For some people, September can mark the start of a new exciting phase of the year, but for others, it's an awkward time.
"Even if we left school a long time ago, September feels like a time to be more serious and that can instil a sense of anxiety," says Nicky Lidbetter, chief executive of Anxiety UK. It's not all bad though - psychologists say we thrive on routine since it brings structure and offers us a chance to be around people.
"After a period of relaxation there's the stress of a new academic year, or work getting busy, but also healthy routines and habits," says Dr Sherylin Thompson, a counselling psychologist.
There are lots of things we can do to help ease us in to the Autumn months - and they don't involve buying new stationery (although that could always help too!)
1. Plan ahead. Be prepared for your daily tasks and challenges by arriving early at your desk, rather than rushing in at one minute before an important meeting. When you arrive early use the time to write a to do list for the day, starting with the 3-5 most important tasks. If you prefer, you can incorporate this planning time at the end of the day instead – this can also be a good idea in terms of helping you to switch off when you go home.
2. Stop regularly. Taking breaks is particularly important if you’re working with a heavy workload or in front of a screen. It just won’t be helpful for you to sit and push through a huge list of tasks without stopping, as you will probably skimp on some as you get more and more exhausted. Allocate several times in your day when you can switch your mind to ‘off’ for 10 minutes. Take a walk around the office, go outside, or read something. You’ll be much more productive when you return to your screen.
3. Listen to music. Some people can’t work with music, others find it very motivating. Low-volume music, especially classical music, can be useful when it comes to helping you function and drowning out other noises in the office. Plus, your IQ actually rises when you’re playing classical tunes through your headphones so you can get smarter simply by listening.
4. Don’t be too email-responsive. When a new email notification pops up leave it until you’ve finished your current tasks, don’t allow yourself to be distracted or you might find that you never get to the end of what you’re trying to do. Allocate a time to check your email and wait until you’ve finished what you’re doing, even if it’s a message from someone you really want to hear from.
5. Stay hydrated. Keep a bottle of water next to you at all times and try to drink from it regularly throughout the day. You’ll look and feel better if you’re properly hydrated and it will help with your concentration too.

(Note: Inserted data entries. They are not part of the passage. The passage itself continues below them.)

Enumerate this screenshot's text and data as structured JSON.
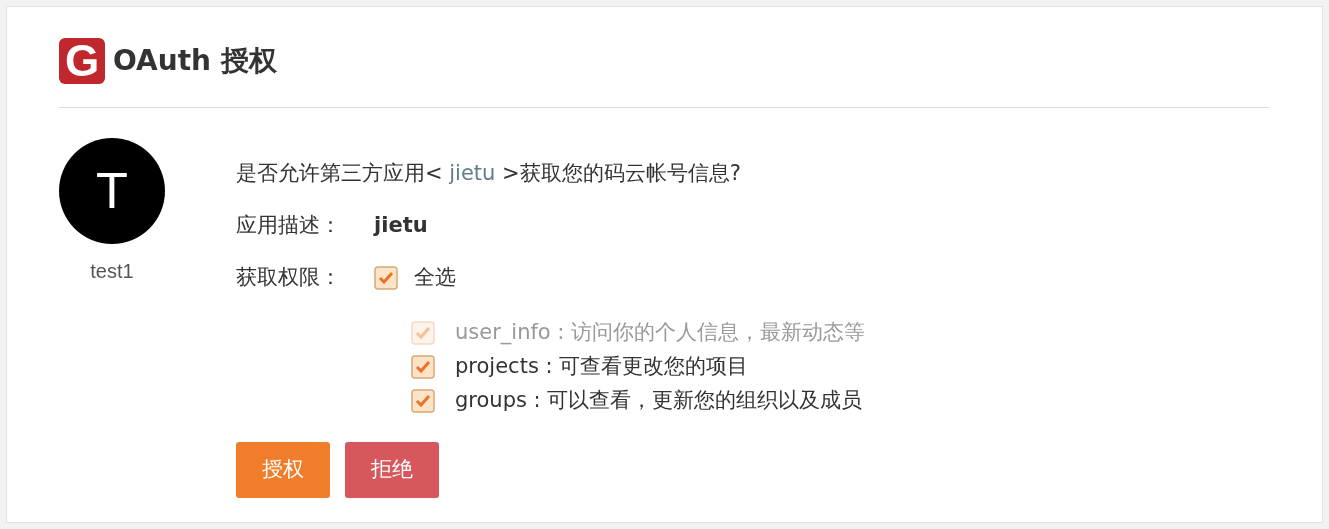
{
  "header": {
    "logo_letter": "G",
    "title": "OAuth 授权"
  },
  "user": {
    "avatar_letter": "T",
    "name": "test1"
  },
  "question": {
    "prefix": "是否允许第三方应用< ",
    "app": "jietu",
    "suffix": " >获取您的码云帐号信息?"
  },
  "description": {
    "label": "应用描述：",
    "value": "jietu"
  },
  "permissions": {
    "label": "获取权限：",
    "select_all": {
      "label": "全选",
      "checked": true
    },
    "items": [
      {
        "name": "user_info",
        "text": " : 访问你的个人信息，最新动态等",
        "checked": true,
        "disabled": true
      },
      {
        "name": "projects",
        "text": " : 可查看更改您的项目",
        "checked": true,
        "disabled": false
      },
      {
        "name": "groups",
        "text": " : 可以查看，更新您的组织以及成员",
        "checked": true,
        "disabled": false
      }
    ]
  },
  "buttons": [
    {
      "label": "授权",
      "kind": "primary"
    },
    {
      "label": "拒绝",
      "kind": "danger"
    }
  ]
}
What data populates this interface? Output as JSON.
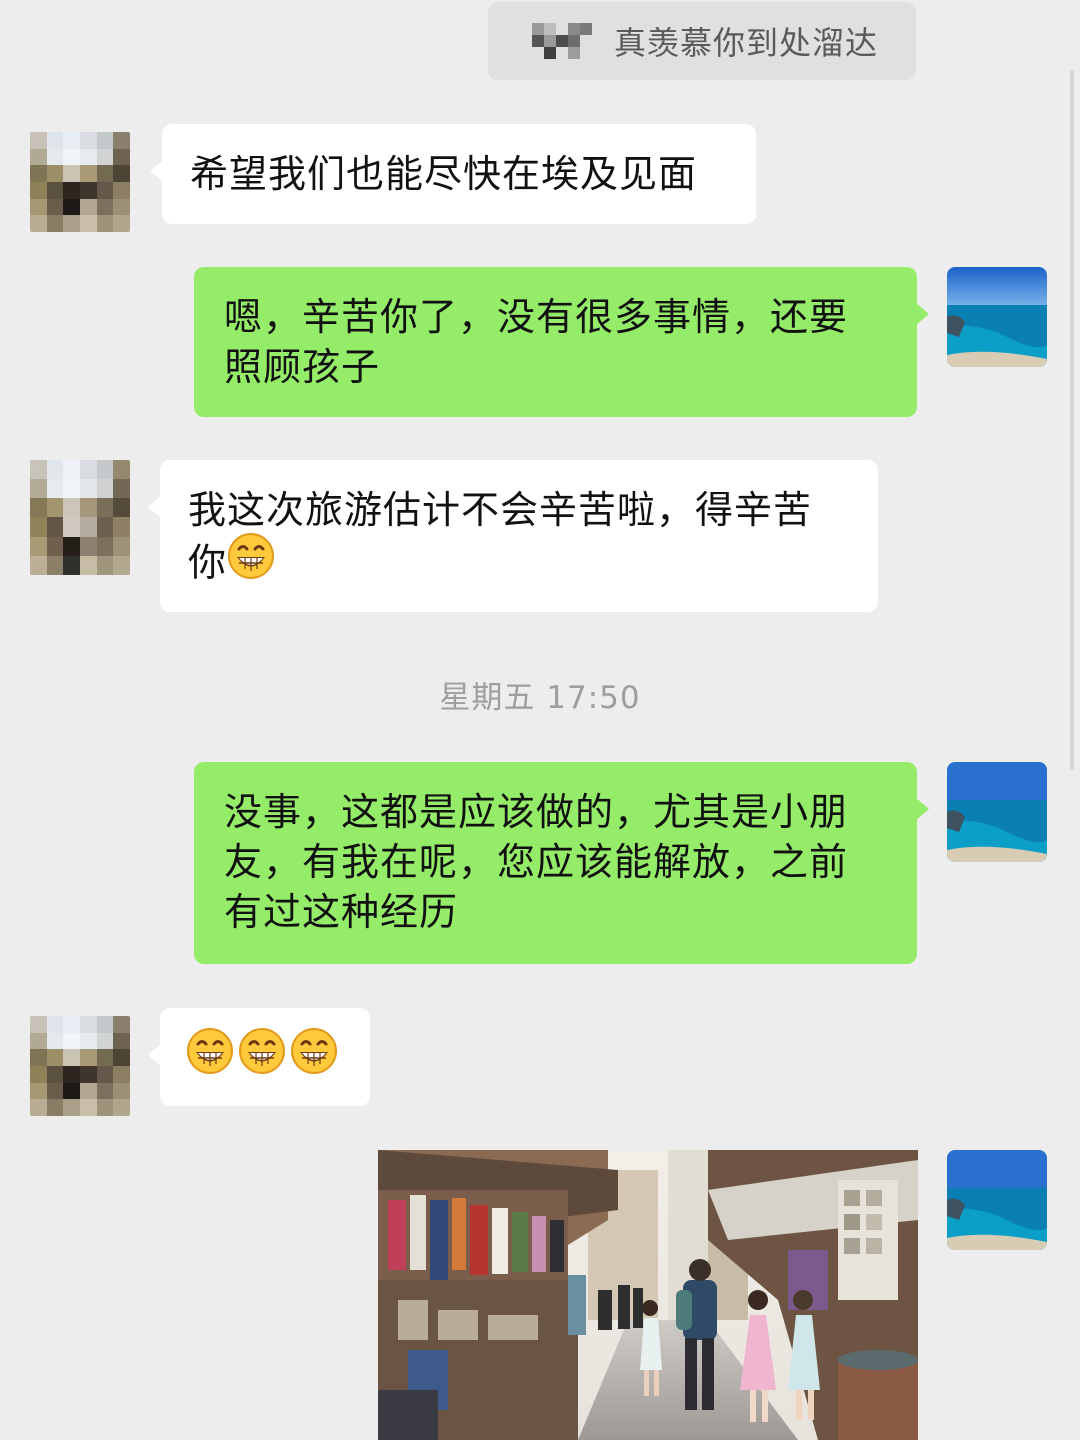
{
  "quote": {
    "text": "真羡慕你到处溜达"
  },
  "messages": [
    {
      "side": "in",
      "text": "希望我们也能尽快在埃及见面"
    },
    {
      "side": "out",
      "line1": "嗯，辛苦你了，没有很多事情，还要",
      "line2": "照顾孩子"
    },
    {
      "side": "in",
      "line1": "我这次旅游估计不会辛苦啦，得辛苦",
      "line2": "你",
      "emoji": "grinning-face"
    },
    {
      "side": "out",
      "line1": "没事，这都是应该做的，尤其是小朋",
      "line2": "友，有我在呢，您应该能解放，之前",
      "line3": "有过这种经历"
    },
    {
      "side": "in",
      "emoji": [
        "grinning-face",
        "grinning-face",
        "grinning-face"
      ]
    },
    {
      "side": "out",
      "image": "market street photo"
    }
  ],
  "timestamp": "星期五 17:50",
  "colors": {
    "background": "#ededed",
    "incoming_bubble": "#ffffff",
    "outgoing_bubble": "#95ec69",
    "timestamp_text": "#9e9e9e"
  }
}
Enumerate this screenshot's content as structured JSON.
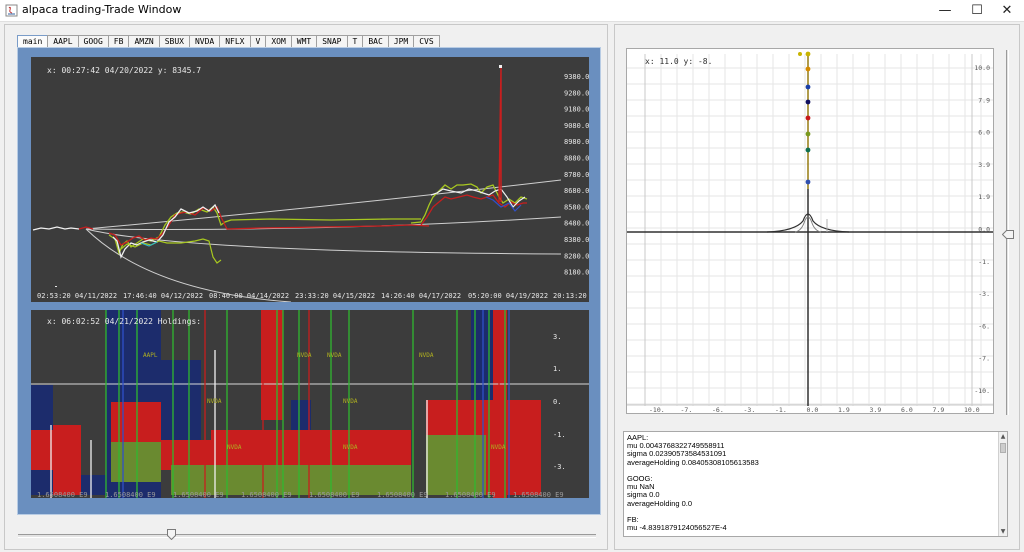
{
  "window": {
    "title": "alpaca trading-Trade Window",
    "minimize": "—",
    "maximize": "☐",
    "close": "✕"
  },
  "tabs": [
    "main",
    "AAPL",
    "GOOG",
    "FB",
    "AMZN",
    "SBUX",
    "NVDA",
    "NFLX",
    "V",
    "XOM",
    "WMT",
    "SNAP",
    "T",
    "BAC",
    "JPM",
    "CVS"
  ],
  "active_tab": "main",
  "price_chart": {
    "readout": "x: 00:27:42 04/20/2022    y: 8345.7",
    "y_ticks": [
      "9380.0",
      "9280.0",
      "9180.0",
      "9080.0",
      "8980.0",
      "8880.0",
      "8780.0",
      "8680.0",
      "8580.0",
      "8480.0",
      "8380.0",
      "8280.0",
      "8180.0"
    ],
    "x_ticks": [
      "02:53:20 04/11/2022",
      "17:46:40 04/12/2022",
      "08:40:00 04/14/2022",
      "23:33:20 04/15/2022",
      "14:26:40 04/17/2022",
      "05:20:00 04/19/2022",
      "20:13:20"
    ]
  },
  "holdings_chart": {
    "readout": "x: 06:02:52 04/21/2022    Holdings:",
    "y_ticks": [
      "3.",
      "1.",
      "0.",
      "-1.",
      "-3."
    ],
    "x_tick": "1.6508400 E9",
    "labels": [
      "AAPL",
      "NVDA",
      "NVDA",
      "NVDA",
      "NVDA",
      "NVDA",
      "NVDA",
      "NVDA",
      "NVDA"
    ]
  },
  "distribution_chart": {
    "readout": "x: 11.0    y: -8.",
    "y_ticks": [
      "10.0",
      "7.9",
      "6.0",
      "3.9",
      "1.9",
      "0.0",
      "-1.",
      "-3.",
      "-6.",
      "-7.",
      "-10."
    ],
    "x_ticks": [
      "-10.",
      "-7.",
      "-6.",
      "-3.",
      "-1.",
      "0.0",
      "1.9",
      "3.9",
      "6.0",
      "7.9",
      "10.0"
    ],
    "dot_colors": [
      "#c8b400",
      "#d48a00",
      "#1a3fa8",
      "#101060",
      "#c81818",
      "#7a9a20",
      "#107050",
      "#3050b0"
    ]
  },
  "stats_text": [
    "AAPL:",
    "mu 0.0043768322749558911",
    "sigma 0.02390573584531091",
    "averageHolding 0.08405308105613583",
    "",
    "GOOG:",
    "mu NaN",
    "sigma 0.0",
    "averageHolding 0.0",
    "",
    "FB:",
    "mu -4.8391879124056527E-4"
  ],
  "colors": {
    "chart_bg": "#3c3c3c",
    "frame_blue": "#6a8fbf",
    "white_line": "#f0f0f0",
    "green": "#2fb82f",
    "red": "#c81e1e",
    "yellow": "#a8c820",
    "navy": "#1c2c6c"
  }
}
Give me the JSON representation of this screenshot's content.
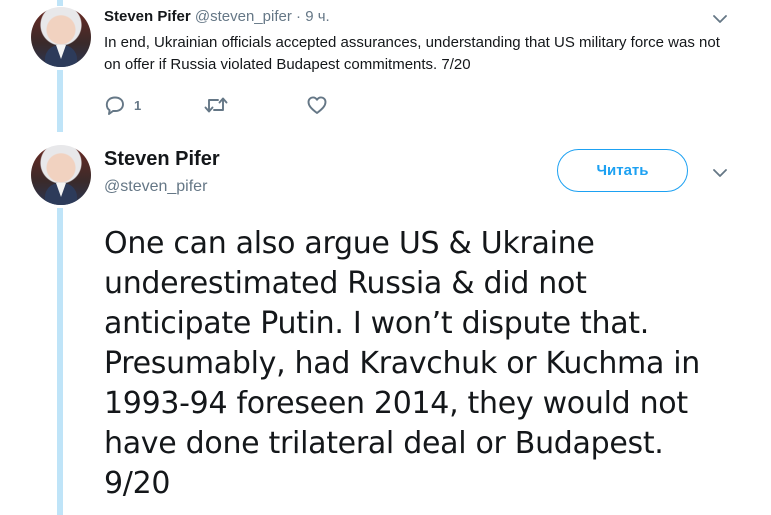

6. Eat lunch. However, don’t eat it while you’re working, as you’ll barely chew your food and get no benefit from the break. Take a lunch break every day, even if it’s just 15 minutes and use it to get away from your work mindset. Exercising at lunchtime is a great idea, or you could see friends, read or just take a quick walk.
If all else fails, go out and get yourself some nice new office supplies - a splash of colour and a fancy new pen could do wonders for your office motivation!